Après avoir quitté Foengus, la traversée de nos héros devint plus solitaire. Il leur arrivait de croiser quelques voyageurs mais les seuls échanges qu'ils eurent par la suite furent des échanges cordiaux à base de gestes de la main ou de salut souriant lors des pauses qu'ils s'accordaient.

Au plus ils se rapprochaient du nord du continent, au plus la route s'élargissait. Et même si cela était encore imperceptible, les forêts se faisaient moins denses. Quelques champs et habitations clairsemaient le paysage sylvestre de plus en plus régulièrement et les véhicules se faisaient de plus en plus motorisés, que cela soit par magie ou technologie.

Cela faisait presque deux semaines que leur course avait commencé. Les nuits se faisaient également plus fraîches, et c'est sur ce point que Jeena fut très heureuse d'avoir récupéré de quoi se couvrir chez les Leylid. Par ailleurs, au vu du monde qui s'accumulait de plus en plus sur les routes en journée, ils prirent la décision de voyager de nuit afin de pouvoir encore emprunter la grande route sans pour autant risquer de noyer sous les racines, d'autres usagers, décidant ainsi de dormir une fois le soleil levé.
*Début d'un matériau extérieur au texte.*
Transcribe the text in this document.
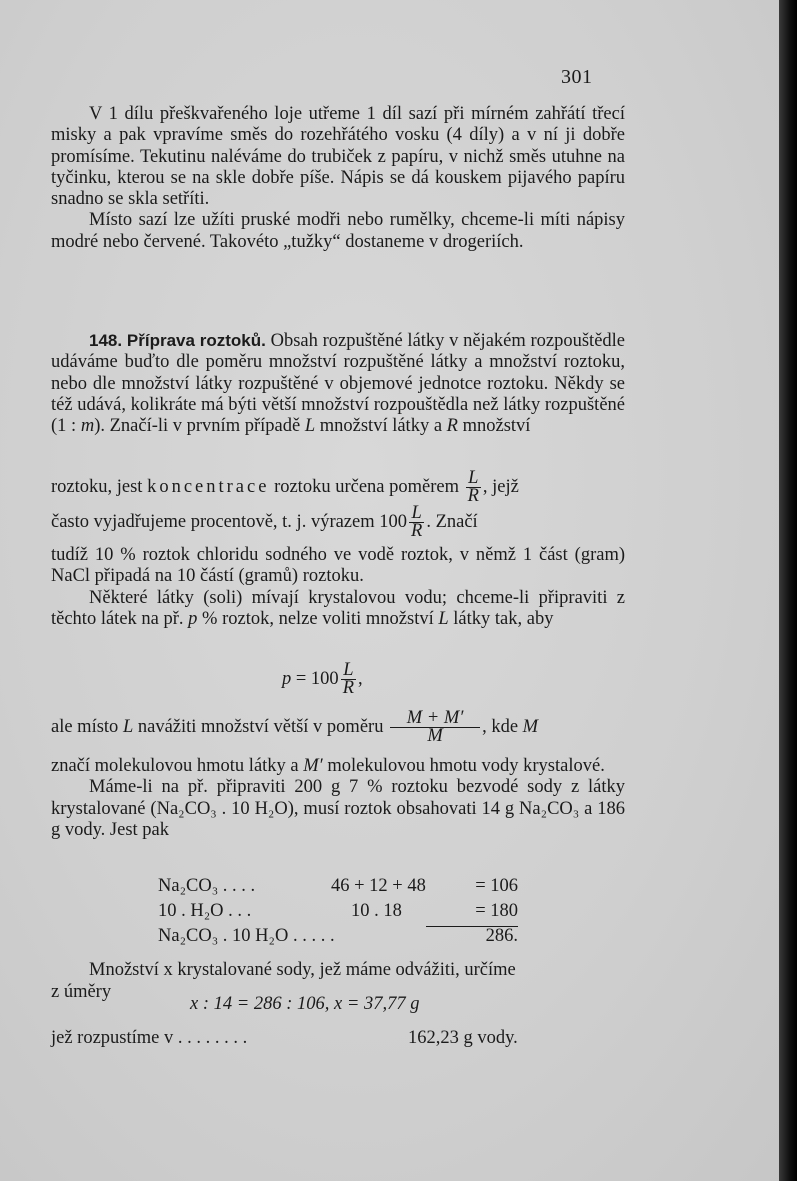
301

V 1 dílu přeškvařeného loje utřeme 1 díl sazí při mírném zahřátí třecí misky a pak vpravíme směs do rozehřátého vosku (4 díly) a v ní ji dobře promísíme. Tekutinu naléváme do trubiček z papíru, v nichž směs utuhne na tyčinku, kterou se na skle dobře píše. Nápis se dá kouskem pijavého papíru snadno se skla setříti.

Místo sazí lze užíti pruské modři nebo rumělky, chceme-li míti nápisy modré nebo červené. Takovéto „tužky“ dostaneme v drogeriích.

148. Příprava roztoků. Obsah rozpuštěné látky v nějakém rozpouštědle udáváme buďto dle poměru množství rozpuštěné látky a množství roztoku, nebo dle množství látky rozpuštěné v objemové jednotce roztoku. Někdy se též udává, kolikráte má býti větší množství rozpouštědla než látky rozpuštěné (1 : m). Značí-li v prvním případě L množství látky a R množství

roztoku, jest koncentrace roztoku určena poměrem $\frac{L}{R}$ , jejž
často vyjadřujeme procentově, t. j. výrazem $100 \frac{L}{R}$ . Značí

tudíž 10 % roztok chloridu sodného ve vodě roztok, v němž 1 část (gram) NaCl připadá na 10 částí (gramů) roztoku.

Některé látky (soli) mívají krystalovou vodu; chceme-li připraviti z těchto látek na př. p % roztok, nelze voliti množství L látky tak, aby

$p = 100 \frac{L}{R}$ ,
ale místo L navážiti množství větší v poměru $\frac{M + M'}{M}$ , kde M

značí molekulovou hmotu látky a M′ molekulovou hmotu vody krystalové.

Máme-li na př. připraviti 200 g 7 % roztoku bezvodé sody z látky krystalované (Na₂CO₃ . 10 H₂O), musí roztok obsahovati 14 g Na₂CO₃ a 186 g vody. Jest pak

Na₂CO₃ . . . .	46 + 12 + 48	= 106
10 . H₂O . . .	10 . 18	= 180
Na₂CO₃ . 10 H₂O . . . . .	286.

Množství x krystalované sody, jež máme odvážiti, určíme

z úměry
x : 14 = 286 : 106, x = 37,77 g
jež rozpustíme v . . . . . . . .	162,23 g vody.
Ainsi, une nuit, alors que le roulement de ces racines sur la route était la seule mélodie que l'on pouvait entendre, la fraicheur nocturne commençait à se faire de plus en plus sentir. Et, accompagné par le vent soufflé par la vitesse de leur course, il n'en fallut pas plus pour faire éternuer Jeena :

"- Et dire qu'on n'est même pas sur le continent Humain... T'as pas froid, toi, Néates ?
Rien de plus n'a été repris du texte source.